Raptor, the second book by the author of the widely praised Citizen, is a collection of formal poems and measured free verse unified by its investigation of our ancient poetic, mythic, and scientific fascination with birds of prey: hawks, eagles, owls, vultures, and falcons. Drawing extensively on his own experience working at a raptor rehabilitation center, along with a variety of sources ranging from medieval texts on falconry to the latest conservation studies of raptor anatomy and habitat, Andrew Feld shows these killing birds to be mirrors for humanity, as indicator species, and as highly charged figures for the intersection of that which we call “wild” and that which we think of as domesticated or domestic—and how these opposed terms apply to the imperiled natural world, to our human social relations, and to our most private, interior selves. In these poems, Feld does not shy away from either the damaging world or “the new, more comprehensive view / damage affords” in its aftermath.
Andrew Feld is assistant professor in the Department of English at the University of Washington and editor in chief of the Seattle Review. He is the author of Citizen.
“The precision of Feld’s language, the music of his lines, and his deep attention to what is firmly grounds these poems in the actual, while simultaneously grieving—and raging, and refusing—as we let it slip away. Raptor is an awe-inspiring collection.”

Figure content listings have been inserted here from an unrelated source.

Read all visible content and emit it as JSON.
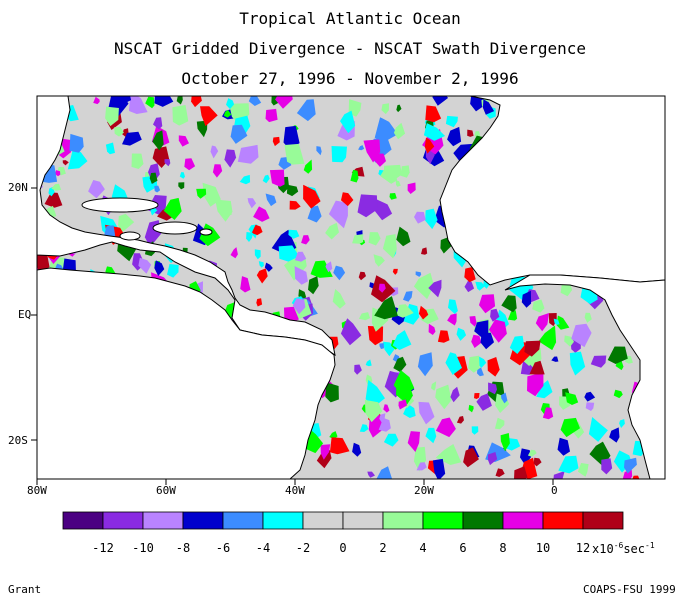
{
  "figure": {
    "title": "Tropical Atlantic Ocean",
    "subtitle": "NSCAT Gridded Divergence - NSCAT Swath Divergence",
    "date_range": "October 27, 1996 - November 2, 1996"
  },
  "map": {
    "lat_labels": [
      "20N",
      "EQ",
      "20S"
    ],
    "lon_labels": [
      "80W",
      "60W",
      "40W",
      "20W",
      "0"
    ],
    "land_color": "#ffffff",
    "coast_color": "#000000"
  },
  "colorbar": {
    "colors": [
      "#4b0082",
      "#8a2be2",
      "#b983ff",
      "#0000cd",
      "#3c8cff",
      "#00ffff",
      "#d3d3d3",
      "#d3d3d3",
      "#98fb98",
      "#00ff00",
      "#007800",
      "#e600e6",
      "#ff0000",
      "#b00018"
    ],
    "tick_labels": [
      "-12",
      "-10",
      "-8",
      "-6",
      "-4",
      "-2",
      "0",
      "2",
      "4",
      "6",
      "8",
      "10",
      "12"
    ],
    "unit_prefix": "x10",
    "unit_exp": "-6",
    "unit_suffix": "sec",
    "unit_suffix_exp": "-1"
  },
  "footer": {
    "left": "Grant",
    "right": "COAPS-FSU 1999"
  }
}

“With Raptor, Andrew Feld joins the very small group of writers who have written movingly and intimately about birds of prey. Like J. A. Baker in his classic memoir, The Peregrine, Feld has known, firsthand, the birds’ ‘deep rooted abhorrence of the human face’ and remained undaunted. These beings, whose sight and hearing are so far superior to ours, whose lives, despite the uses to which we have put them, traverse our lives with utter indifference, nevertheless in turn require human beings for one purpose—to provide them with speech and song.”